2. Be faithful at keeping a written journal. My husband gave me a journal for Christmas and on the cover it says, "Love Your Life". I do love my life, and I want my descendants to know that I love it too. In case the Internet blows up, at least I will have a hard copy to prove it. I want to write at least a few lines a day and if the day was really exciting, I might actually write a whole page.

3. Be a Better Blogger. I'm not going to try to set a specific goal for how many posts per week. I just want to be consistent. I think I already used up my vacation leave the past two months.

4. Gain 35 pounds. I'm getting a little tired of stocking up on food because we are running out of space in our closets and under our beds, so I thought a little extra storage on the body might be helpful. Also, I think it's fun to gain weight.

5. Have a baby by the first week in July. I hope I didn't just jinx this whole having a baby thing. But I'm out of the closet now (my doctors words, not mine) because I just said it. Yes, I hope to be an octamom this summer. So this resolution possibly explains my bloggatical. There are moments in life when you need to set your priorities. In November and December my priority was to lay on the couch and watch Hallmark movies while I snacked away the nausea and paranoia. Hopefully I will be able to lose the 35 pounds by December and be done with that goal.

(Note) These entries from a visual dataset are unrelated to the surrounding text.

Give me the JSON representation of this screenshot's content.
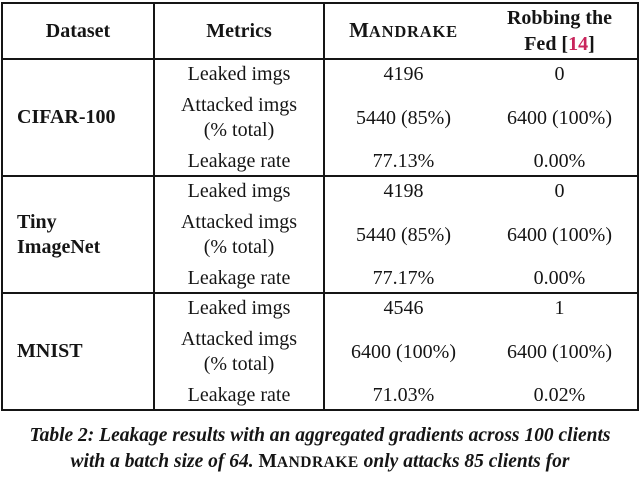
{
  "page": {
    "background": "#ffffff",
    "text_color": "#151515",
    "cite_color": "#c9255c"
  },
  "table": {
    "headers": {
      "dataset": "Dataset",
      "metrics": "Metrics",
      "mandrake_initial": "M",
      "mandrake_rest": "ANDRAKE",
      "robbing_line1": "Robbing the",
      "robbing_pre": "Fed [",
      "robbing_cite": "14",
      "robbing_post": "]"
    },
    "blocks": [
      {
        "dataset_line1": "CIFAR-100",
        "dataset_line2": "",
        "rows": [
          {
            "metric": "Leaked imgs",
            "metric2": "",
            "mandrake": "4196",
            "robbing": "0"
          },
          {
            "metric": "Attacked imgs",
            "metric2": "(% total)",
            "mandrake": "5440 (85%)",
            "robbing": "6400 (100%)"
          },
          {
            "metric": "Leakage rate",
            "metric2": "",
            "mandrake": "77.13%",
            "robbing": "0.00%"
          }
        ]
      },
      {
        "dataset_line1": "Tiny",
        "dataset_line2": "ImageNet",
        "rows": [
          {
            "metric": "Leaked imgs",
            "metric2": "",
            "mandrake": "4198",
            "robbing": "0"
          },
          {
            "metric": "Attacked imgs",
            "metric2": "(% total)",
            "mandrake": "5440 (85%)",
            "robbing": "6400 (100%)"
          },
          {
            "metric": "Leakage rate",
            "metric2": "",
            "mandrake": "77.17%",
            "robbing": "0.00%"
          }
        ]
      },
      {
        "dataset_line1": "MNIST",
        "dataset_line2": "",
        "rows": [
          {
            "metric": "Leaked imgs",
            "metric2": "",
            "mandrake": "4546",
            "robbing": "1"
          },
          {
            "metric": "Attacked imgs",
            "metric2": "(% total)",
            "mandrake": "6400 (100%)",
            "robbing": "6400 (100%)"
          },
          {
            "metric": "Leakage rate",
            "metric2": "",
            "mandrake": "71.03%",
            "robbing": "0.02%"
          }
        ]
      }
    ]
  },
  "caption": {
    "line1": "Table 2: Leakage results with an aggregated gradients across 100 clients",
    "line2_pre": "with a batch size of 64. ",
    "brand_initial": "M",
    "brand_rest": "ANDRAKE",
    "line2_post": " only attacks 85 clients for"
  }
}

Yes, I've been super paranoid for the past 9 weeks. "Super" is actually an understatement. My blighted ovum in June permanently scarred me in regards to getting excited about pregnancy. But there was a heartbeat at 6.5 weeks this time around which was much more exciting than an seeing an empty gestational sac. There was still a heartbeat at 9.5 weeks. And there was yet, still a heartbeat at 12.5 weeks. I made my husband come with me to my last appointment this past Tuesday because I was so sure I wasn't pregnant anymore and I didn't want to be alone when the doctor couldn't find the heartbeat. So my husband stood my side as the doctor put the doppler on my abdomen. I heard something beating. I thought it was my own heart beating. Then my husband asked, "Is that the baby's heartbeat?" I piped in, "No, that's mine." Then the doctor looked at me confused and said, "No. Your heart is not beating 160 beats per minute. That is the baby's heart beat." He had to prove it to me and show me that mine was beating at 90 bpm because I didn't believe him. Like I said, I've been super paranoid and pessimistic this whole time. I need to get over it.

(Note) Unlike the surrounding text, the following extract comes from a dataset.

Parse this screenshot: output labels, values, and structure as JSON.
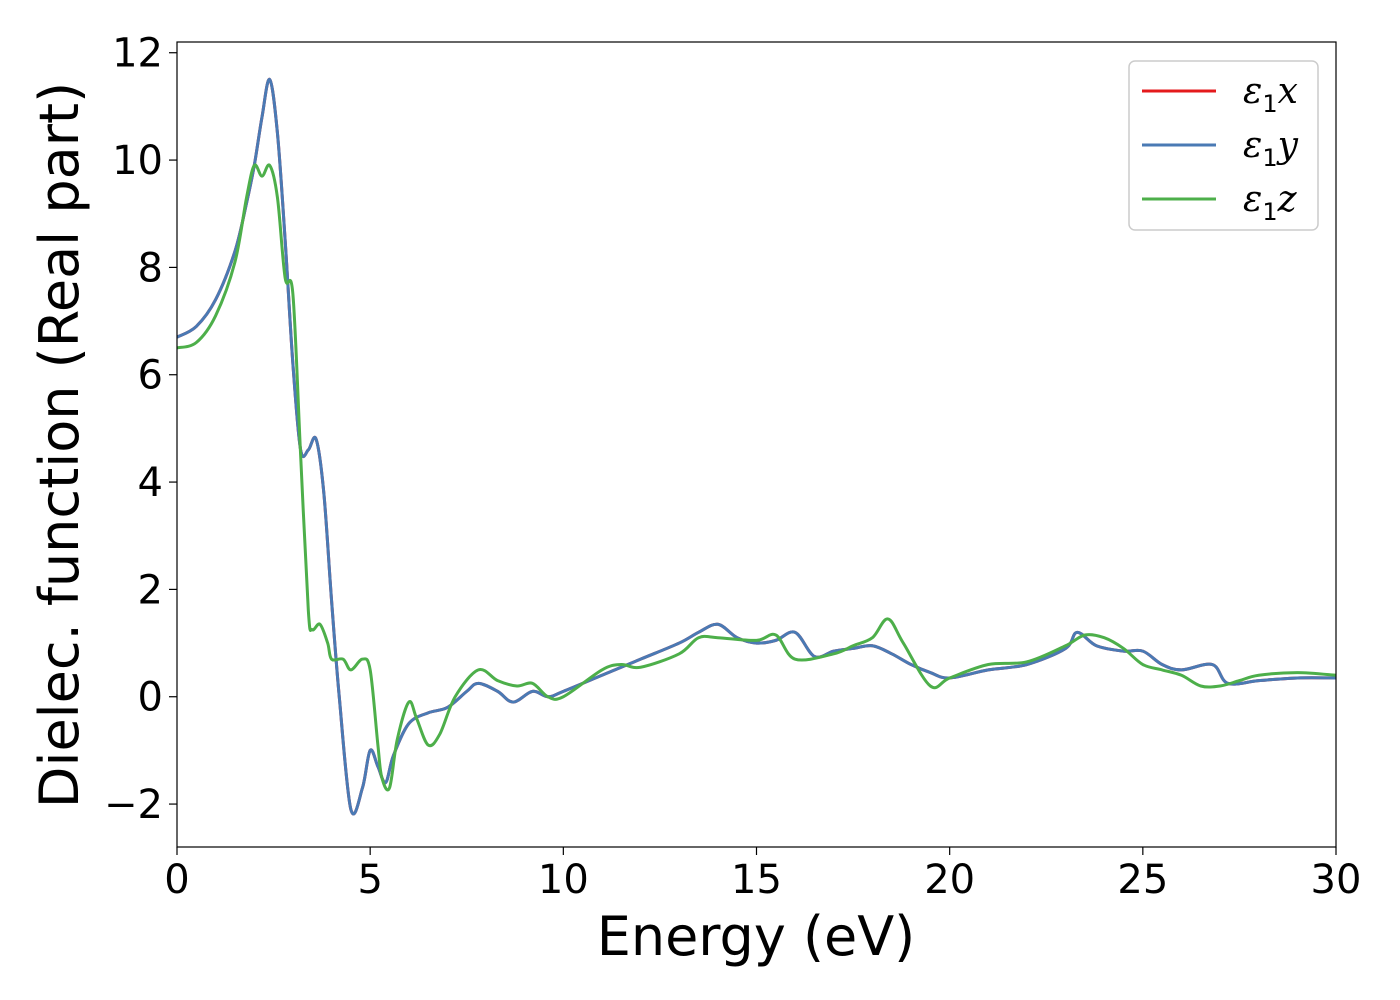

Ok, so there you have it. My New Year resolutions. Hopefully I will be consistent. You guys are my cheerlearders.

I need to post a picture. Don't I?

My physical journal. 
I don't usually post pictures of myself on my blog, but I was having a relatively good hair and complexion day on Christmas Eve. Pictures of kids coming soon. They are much cuter....

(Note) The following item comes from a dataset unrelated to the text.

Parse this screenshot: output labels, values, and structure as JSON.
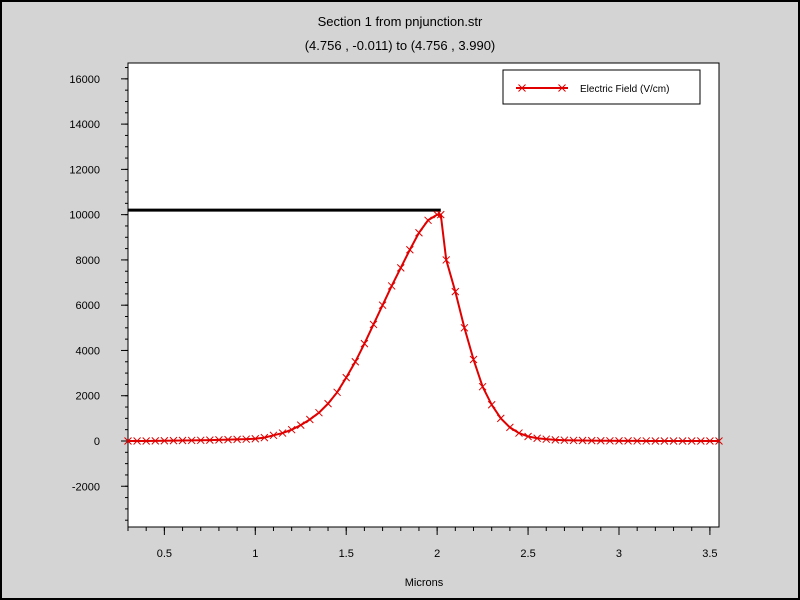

And if you feel inclined to comment, let me know what kind of posts you like to read. I need some direction on what to write about. I have all sorts of topics running through my head throughout the day, which I think overwhelms me at times, and my indecisiveness prevents me from writing anything at all. I can post about homeschooling, my attempts at organization, my cooking (I'll warn you that this could be boring), my messy house (lots of content for this one), my kids (that one is a give-in), my self-diagnosed ADD, my Hallmark movies, my stack of unread books on my nightstand, or I could simply just post about George because he is the the cutest kid in the family right now. (Don't worry, I haven't offended any of my other kids by writing that, because we voted on it, and it is unanimous.) I'm just curious what ya'll want to know about.